This pheasant finds a new home at the game farm.
The Utah Division of Wildlife Resources recently released pheasants at the Huntington game farm and at Desert Lake.
There were two releases a week apart with 135 birds being released each time. The pheasant and quail season opened on Nov. 5 and runs for one month on state and federal lands and for two weeks on private land.
It looks like pheasant and quail numbers are up in Utah. Bryan Berggren is a seasonal employee with the DWR and he lives in Price. He was the one who released the pheasants. He said that pheasants have declined in recent years and the DWR likes to plant as many birds as they are able to help the hunters have success and to also get the youth interested in pheasant hunting.
Justin Dolling, upland game and migratory game bird coordinator for the Division of Wildlife Resources, says lots of rain this past spring and early summer gave Utah's pheasants and quail exactly what they needed-good nesting cover (which makes it harder for predators to find the birds) and plenty of insects for pheasant and quail chicks to eat.
Pheasants and quail nest in April and May. But if their first nesting attempt isn't successful, they'll nest again in early summer.

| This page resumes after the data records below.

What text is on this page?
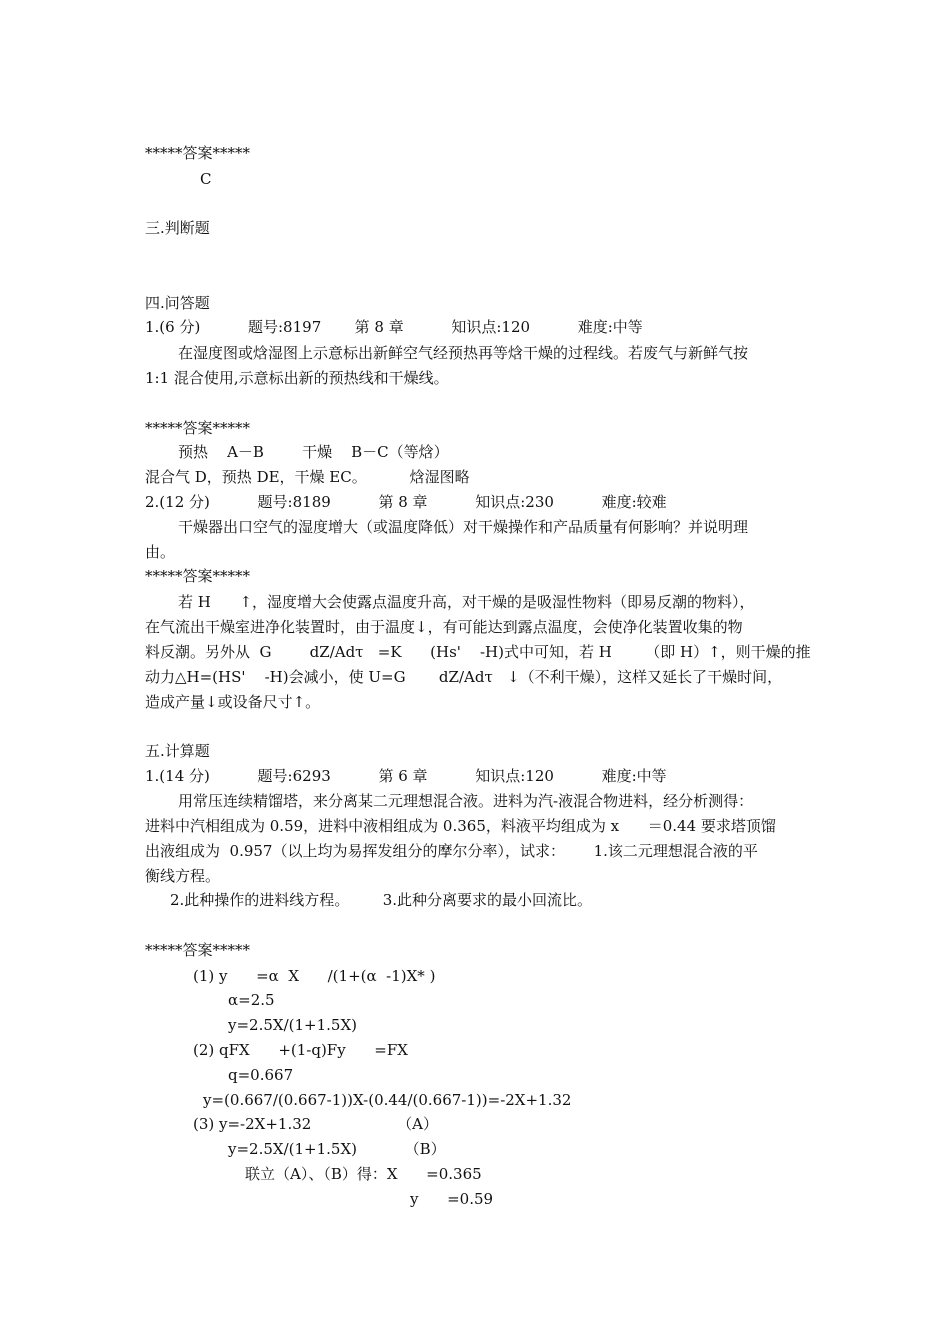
*****答案*****
C
三.判断题
四.问答题
1.(6 分)          题号:8197       第 8 章          知识点:120          难度:中等
在湿度图或焓湿图上示意标出新鲜空气经预热再等焓干燥的过程线。若废气与新鲜气按
1:1 混合使用,示意标出新的预热线和干燥线。
*****答案*****
预热    A－B        干燥    B－C（等焓）
混合气 D，预热 DE，干燥 EC。         焓湿图略
2.(12 分)          题号:8189          第 8 章          知识点:230          难度:较难
干燥器出口空气的湿度增大（或温度降低）对干燥操作和产品质量有何影响？并说明理
由。
*****答案*****
若 H      ↑，湿度增大会使露点温度升高，对干燥的是吸湿性物料（即易反潮的物料），
在气流出干燥室进净化装置时，由于温度↓，有可能达到露点温度，会使净化装置收集的物
料反潮。另外从  G        dZ/Adτ   =K      (Hs'    -H)式中可知，若 H       （即 H）↑，则干燥的推
动力△H=(HS'    -H)会减小，使 U=G       dZ/Adτ   ↓（不利干燥），这样又延长了干燥时间，
造成产量↓或设备尺寸↑。
五.计算题
1.(14 分)          题号:6293          第 6 章          知识点:120          难度:中等
用常压连续精馏塔，来分离某二元理想混合液。进料为汽-液混合物进料，经分析测得：
进料中汽相组成为 0.59，进料中液相组成为 0.365，料液平均组成为 x      ＝0.44 要求塔顶馏
出液组成为  0.957（以上均为易挥发组分的摩尔分率），试求：      1.该二元理想混合液的平
衡线方程。
2.此种操作的进料线方程。       3.此种分离要求的最小回流比。
*****答案*****
(1) y      =α  X      /(1+(α  -1)X* )
α=2.5
y=2.5X/(1+1.5X)
(2) qFX      +(1-q)Fy      =FX
q=0.667
y=(0.667/(0.667-1))X-(0.44/(0.667-1))=-2X+1.32
(3) y=-2X+1.32                  （A）
y=2.5X/(1+1.5X)          （B）
联立（A）、（B）得：X      =0.365
y      =0.59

"Many of the birds' first nesting attempts probably failed because of all the rain," Dolling says. "But bird numbers appear to be up from last year, so it looks like the second nesting attempts were successful."
Biologists don't have long-term survey data for pheasants and California quail. But they do have long-term data for Gambel's quail. And surveys conducted this past summer in the Mohave Desert in southwestern Utah-which is the only place Gambel's quail are found in the state-indicate the number of birds is up.
In 2010, the highest number of Gambel's quail and chukar partridge biologists saw at the two water holes they surveyed was 66 birds.
This past summer, the highest count was 90 birds. "And the birds were scattered more than they were last year," Dolling says. "To have 90 birds come to the two waters holes, compared to 66 during a much drier year, indicates Gambel's quail are doing really well.
Marshes are some of the best places to hunt pheasants in Utah. The DWR manages several wildlife management areas in Utah. Some of these WMAs have pheasants and quail on them.
Another option is getting written permission from a private landowner to hunt on his or her property.
Dolling encourages you to be polite and understanding if a landowner doesn't give you access to his or her property. "But if they do give you access to the property," he says, "you'll not only end up with a good place to hunt; you might end up with a new friend."
Dolling says you should not wait until the morning of the hunt to approach a landowner about hunting his or her property. "You need to get this permission several days before the hunt begins," he says.
Wikipedia says this about pheasants. "Pheasants are characterized by strong sexual dimorphism, males being highly ornate with bright colors and adornments such as wattles and long tails. Males are usually larger than females and have longer tails. Males play no part in rearing the young. Pheasants typically eat seeds and some insects.
The best-known is the common pheasant, which is widespread throughout the world in introduced feral populations and in farm operations. Various other pheasant species are popular in aviaries, such as the golden pheasant.